Drain the soaked beans, and put them in a large pot with enough water to cover them by 1 1/2 inches (4 cm). Add salt, and olive oil. Place the carrot, celery, chile, garlic and onion in a piece of cheese cloth and tie it into a bundle with kitchen twine. Add it to the pot and bring the pot to a boil over high heat.

Reduce the heat and simmer for 2 hours, or until the beans are very tender and creamy (it can take from 1 to 4 hours, depending on how old the beans are). If the beans start to look dry, add more water. You never want the beans to be covered by more than 1 1/2 inch of water.

When the beans are creamy, turn off the heat and allow the beans to cool in the cooking liquid. Remove and discard the cheese cloth bundle. The beans can be prepared up to this point up to 1 week in advance and stored in the cooking liquid in the fridge.

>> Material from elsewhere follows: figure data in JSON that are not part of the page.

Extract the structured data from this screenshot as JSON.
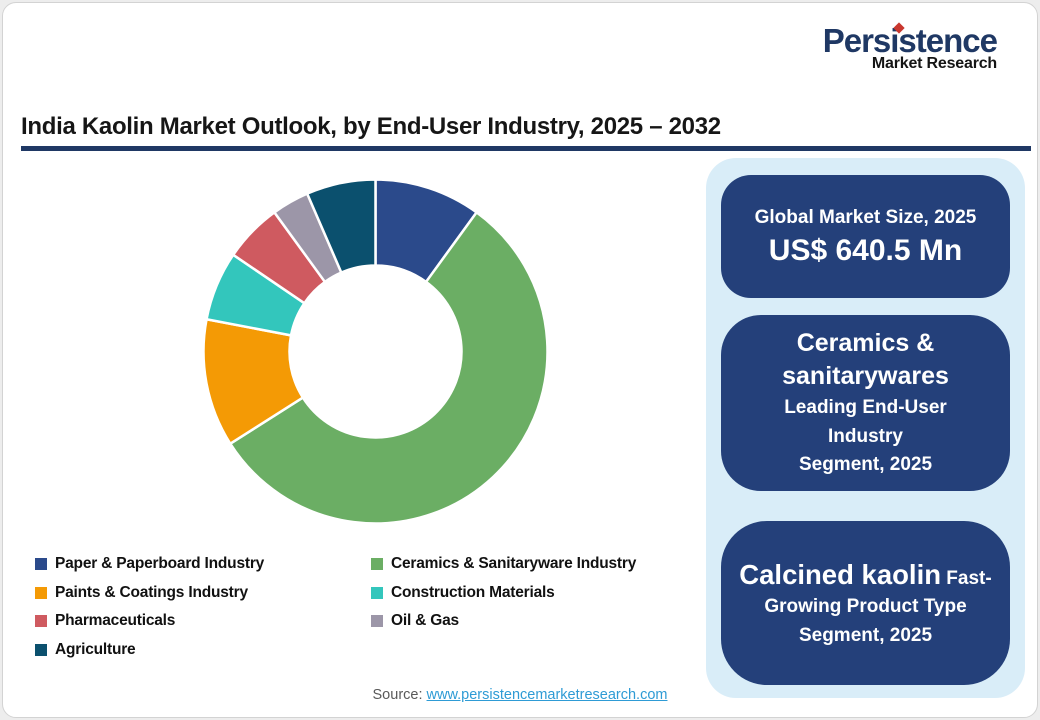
{
  "logo": {
    "brand": "Persistence",
    "subtitle": "Market Research",
    "brand_color": "#1F3864",
    "subtitle_color": "#151515",
    "dot_color": "#C9372E"
  },
  "title": "India Kaolin Market Outlook, by End-User Industry, 2025 – 2032",
  "colors": {
    "accent_navy": "#1F3864",
    "box_navy": "#24407A",
    "panel_light_blue": "#D9EDF8",
    "link_blue": "#2E9BD5",
    "source_gray": "#595959"
  },
  "chart_data": {
    "type": "pie",
    "donut": true,
    "inner_radius_ratio": 0.5,
    "start_angle_deg": 0,
    "direction": "clockwise",
    "legend_position": "bottom-left",
    "values_are_percent_estimates": true,
    "segments": [
      {
        "label": "Paper & Paperboard Industry",
        "value": 10.0,
        "color": "#2B4A8B"
      },
      {
        "label": "Ceramics & Sanitaryware Industry",
        "value": 56.0,
        "color": "#6BAE64"
      },
      {
        "label": "Paints & Coatings Industry",
        "value": 12.0,
        "color": "#F49A05"
      },
      {
        "label": "Construction Materials",
        "value": 6.5,
        "color": "#33C6BC"
      },
      {
        "label": "Pharmaceuticals",
        "value": 5.5,
        "color": "#CF5A60"
      },
      {
        "label": "Oil & Gas",
        "value": 3.5,
        "color": "#9C96A8"
      },
      {
        "label": "Agriculture",
        "value": 6.5,
        "color": "#0B506E"
      }
    ]
  },
  "panel": {
    "boxes": [
      {
        "name": "global-market-size",
        "lines": [
          {
            "parts": [
              {
                "text": "Global Market Size, 2025",
                "size": "md"
              }
            ]
          },
          {
            "parts": [
              {
                "text": "US$ 640.5 Mn",
                "size": "xl"
              }
            ]
          }
        ]
      },
      {
        "name": "leading-end-user-segment",
        "lines": [
          {
            "parts": [
              {
                "text": "Ceramics &",
                "size": "lg"
              }
            ]
          },
          {
            "parts": [
              {
                "text": "sanitarywares",
                "size": "lg"
              }
            ]
          },
          {
            "parts": [
              {
                "text": "Leading End-User",
                "size": "md"
              }
            ]
          },
          {
            "parts": [
              {
                "text": "Industry",
                "size": "md"
              }
            ]
          },
          {
            "parts": [
              {
                "text": "Segment, 2025",
                "size": "md"
              }
            ]
          }
        ]
      },
      {
        "name": "fast-growing-product-type-segment",
        "lines": [
          {
            "parts": [
              {
                "text": "Calcined kaolin",
                "size": "lg2"
              },
              {
                "text": " Fast-",
                "size": "md"
              }
            ]
          },
          {
            "parts": [
              {
                "text": "Growing Product Type",
                "size": "md"
              }
            ]
          },
          {
            "parts": [
              {
                "text": "Segment, 2025",
                "size": "md"
              }
            ]
          }
        ]
      }
    ]
  },
  "source": {
    "label": "Source:",
    "link": "www.persistencemarketresearch.com"
  }
}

The beans can also be frozen in the cooking liquid. I like to do it in 2-cup portions (the same as a can of beans).

For the hummus:

Place the garbanzo beans, 1/4 cup cooking liquid, garlic, and tahini in the work bowl of a food processor. Blend until the garlic and the beans form a nearly smooth paste. Add the lemon juice, black pepper, cayeene, cumin and sumac. Pulse to combine. Chances are your hummus is looking pretty thick right now. And is lacking in the salt department. WIth your food processor running, add the remaining cooking liquid 1 tablespoon at a time, until the hummus reaches your desired consistency.

To serve, garnish as desired, but I highly recommend a drizzle of good olive oil and a sprinkle of sumac.

Note: other garnish options are sea salt, parsley, pine nuts, feta cheese, kalamata olives, sun-dried tomatoes—you get the idea.